O golpe de Gurgel

Por Mauricio Dias

Sob a permanente e severa fiscalização do senador Fernando Collor, o procurador Roberto Gurgel adotou a velha lição de que o seguro morreu de velho e cuidou de blindar a retaguarda no Conselho Nacional do Ministério Público (CNMP), que ele, por lei, preside. Lerdo para agir em certos casos, ele é ágil quando é preciso. Foi rápido, por exemplo, ao promover reforma no regimento interno, na última sessão do CNMP, realizada no dia 24 de outubro e, com isso, o Ministério Público Federal passou a ter 8 dos 14 votos nesse conselho. Gurgel controla a maioria. Um golpe típico.

Não bastou, para ele, a liminar concedida pela ministra Rosa Weber, do STF, em mandado de segurança impetrado por Gurgel. Ela suspendeu a apuração no CNMP em representação encaminhada pelo senador Collor, que acusa o procurador-geral por “inércia ou excesso de prazo” nas investigações sobre o bicheiro Carlinhos Cachoeira. Para Collor, tanto Gurgel quanto a subprocuradora-geral da República, Cláudia Sampaio Marques, “teriam permanecido inertes quanto ao dever de investigar, permitindo que os delitos atribuídos ao grupo chefiado por Carlos Augusto de Almeida Ramos, conhecido como Cachoeira, continuassem a ser praticados”.

De fato, Gurgel “sentou” sobre as investigações e só mesmo a força natural de uma CPI o fez sair de cima. Em decisão que ainda será apreciada no mérito, Rosa Weber guarneceu Gurgel apoiada no princípio da “simetria”. A “preeminência” do CNMP equivaleria à do Conselho Nacional de Justiça (CNJ). Ou seja, a exoneração cabe ao presidente da República com apreciação do Senado. A propósito, Collor fez da tribuna do Senado um lugar especial para fustigar o poder de Gurgel. Um poder fácil de ser percebido diante do silêncio, de descaso ou cumplicidade, da maioria dos senadores.

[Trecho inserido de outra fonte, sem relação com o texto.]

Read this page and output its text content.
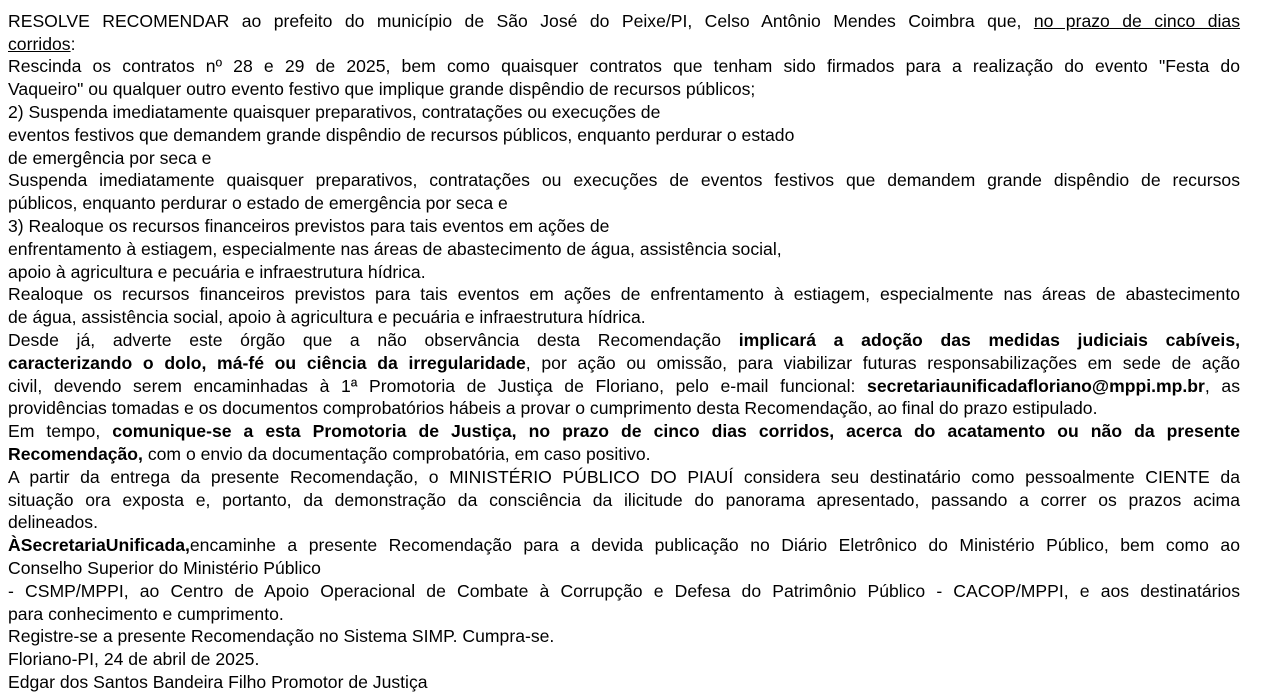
RESOLVE RECOMENDAR ao prefeito do município de São José do Peixe/PI, Celso Antônio Mendes Coimbra que, no prazo de cinco dias
corridos:
Rescinda os contratos nº 28 e 29 de 2025, bem como quaisquer contratos que tenham sido firmados para a realização do evento "Festa do
Vaqueiro" ou qualquer outro evento festivo que implique grande dispêndio de recursos públicos;
2) Suspenda imediatamente quaisquer preparativos, contratações ou execuções de
eventos festivos que demandem grande dispêndio de recursos públicos, enquanto perdurar o estado
de emergência por seca e
Suspenda imediatamente quaisquer preparativos, contratações ou execuções de eventos festivos que demandem grande dispêndio de recursos
públicos, enquanto perdurar o estado de emergência por seca e
3) Realoque os recursos financeiros previstos para tais eventos em ações de
enfrentamento à estiagem, especialmente nas áreas de abastecimento de água, assistência social,
apoio à agricultura e pecuária e infraestrutura hídrica.
Realoque os recursos financeiros previstos para tais eventos em ações de enfrentamento à estiagem, especialmente nas áreas de abastecimento
de água, assistência social, apoio à agricultura e pecuária e infraestrutura hídrica.
Desde já, adverte este órgão que a não observância desta Recomendação implicará a adoção das medidas judiciais cabíveis,
caracterizando o dolo, má-fé ou ciência da irregularidade, por ação ou omissão, para viabilizar futuras responsabilizações em sede de ação
civil, devendo serem encaminhadas à 1ª Promotoria de Justiça de Floriano, pelo e-mail funcional: secretariaunificadafloriano@mppi.mp.br, as
providências tomadas e os documentos comprobatórios hábeis a provar o cumprimento desta Recomendação, ao final do prazo estipulado.
Em tempo, comunique-se a esta Promotoria de Justiça, no prazo de cinco dias corridos, acerca do acatamento ou não da presente
Recomendação, com o envio da documentação comprobatória, em caso positivo.
A partir da entrega da presente Recomendação, o MINISTÉRIO PÚBLICO DO PIAUÍ considera seu destinatário como pessoalmente CIENTE da
situação ora exposta e, portanto, da demonstração da consciência da ilicitude do panorama apresentado, passando a correr os prazos acima
delineados.
ÀSecretariaUnificada,encaminhe a presente Recomendação para a devida publicação no Diário Eletrônico do Ministério Público, bem como ao
Conselho Superior do Ministério Público
- CSMP/MPPI, ao Centro de Apoio Operacional de Combate à Corrupção e Defesa do Patrimônio Público - CACOP/MPPI, e aos destinatários
para conhecimento e cumprimento.
Registre-se a presente Recomendação no Sistema SIMP. Cumpra-se.
Floriano-PI, 24 de abril de 2025.
Edgar dos Santos Bandeira Filho Promotor de Justiça
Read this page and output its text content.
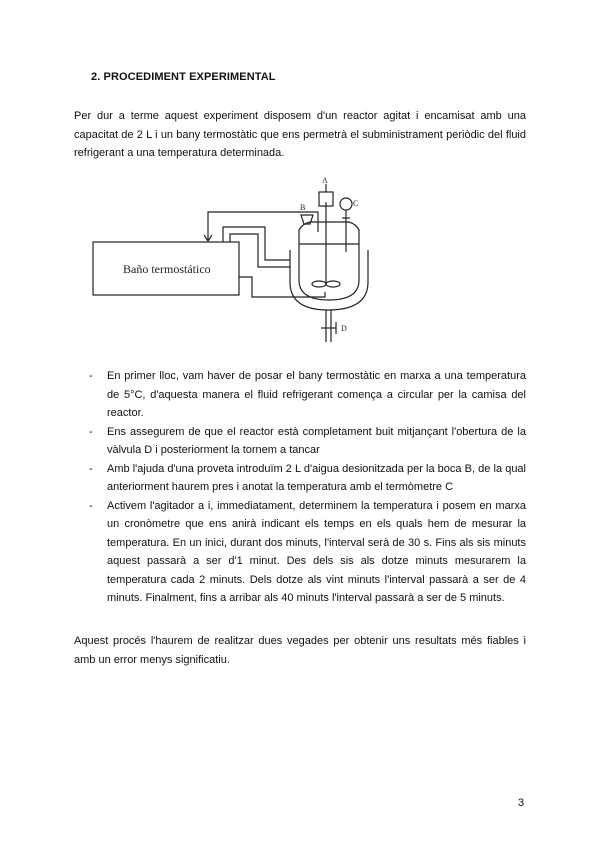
2. PROCEDIMENT EXPERIMENTAL

Per dur a terme aquest experiment disposem d'un reactor agitat i encamisat amb una capacitat de 2 L i un bany termostàtic que ens permetrà el subministrament periòdic del fluid refrigerant a una temperatura determinada.

Baño termostático
A
B	C
D
- En primer lloc, vam haver de posar el bany termostàtic en marxa a una temperatura de 5°C, d'aquesta manera el fluid refrigerant comença a circular per la camisa del reactor.
- Ens assegurem de que el reactor està completament buit mitjançant l'obertura de la vàlvula D i posteriorment la tornem a tancar
- Amb l'ajuda d'una proveta introduïm 2 L d'aigua desionitzada per la boca B, de la qual anteriorment haurem pres i anotat la temperatura amb el termòmetre C
- Activem l'agitador a i, immediatament, determinem la temperatura i posem en marxa un cronòmetre que ens anirà indicant els temps en els quals hem de mesurar la temperatura. En un inici, durant dos minuts, l'interval serà de 30 s. Fins als sis minuts aquest passarà a ser d'1 minut. Des dels sis als dotze minuts mesurarem la temperatura cada 2 minuts. Dels dotze als vint minuts l'interval passarà a ser de 4 minuts. Finalment, fins a arribar als 40 minuts l'interval passarà a ser de 5 minuts.

Aquest procés l'haurem de realitzar dues vegades per obtenir uns resultats més fiables i amb un error menys significatiu.

3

Collor voltou ao ataque na segunda-feira 12. Acusou Gurgel de vazar informações sigilosas para a imprensa e incorrer, assim, em crime “contra a administração pública, tipificado como Violação de Sigilo Funcional”. Da tribuna ele lamentou o fato de o CNMP não “tomar as devidas providências” contra o procurador-geral, que, segundo Collor “se recusa a ser investigado”. O senador atirou no que viu e acertou no que não viu. Há o dedo de Gurgel na reforma. A digital é visível.

Nas mudanças havia a ideia de eliminar a inconstitucionalidade que havia quando o procurador-geral estava ausente nas votações do CNMP. Votava o vice-procurador-geral. Vários conselheiros sustentavam que somente a Constituição poderia autorizar a introdução de um “corpo estranho” na composição do Conselho.

Gurgel passou a ter poderes que nenhum dos antecessores dele teve. A prática disso fica assim: o Ministério Público Federal (MPF) passa a ter dois votos ordinários: o do próprio procurador-geral (Gurgel) e o do nome indicado pelo MPF (Mario Bonsaglia). E ainda, no caso do procurador-geral, ele mantém o chamado voto de Minerva, exercido em caso de empate.
Mas o grande final dessa história não é aquele. É este: nas questões disciplinares, a lei requer, em caso de condenação, a maioria absoluta. Exatamente os oito votos que o procurador-geral passou a ter. Ficou quase impossível condenar administrativamente um membro do Ministério Público Federal.

É essa a ameaça que a representação de Collor faz a Gurgel.

5 comentários em “O golpe de Gurgel

  1. Caro amigo Gerson,

    Vamos lá… É interessante dar relevo à voz de Collor, defenestrado pelo PT e só voltou a gozar de prestígio quando se ajoelhou perante a cartilha petista. Mas tudo bem, esquecendo este fator…

    Agora acusam o Procurador Roberto Gurgel pelo simples motivo de ter sido o denunciador da quadrilha do mensalão, que tinha como chefe conhecido (segundo a denúncia) o Sr. José Dirceu e agora sabemos (por nova denúncia) que o “Capo di tutti i capi” era mesmo o Lula (conhecido costa larga para os maus esquerdistas, sim… porque os bons militantes de esquerda não se sentem representados pelo governo do PT, pelos motivos que estamos vivenciando hoje).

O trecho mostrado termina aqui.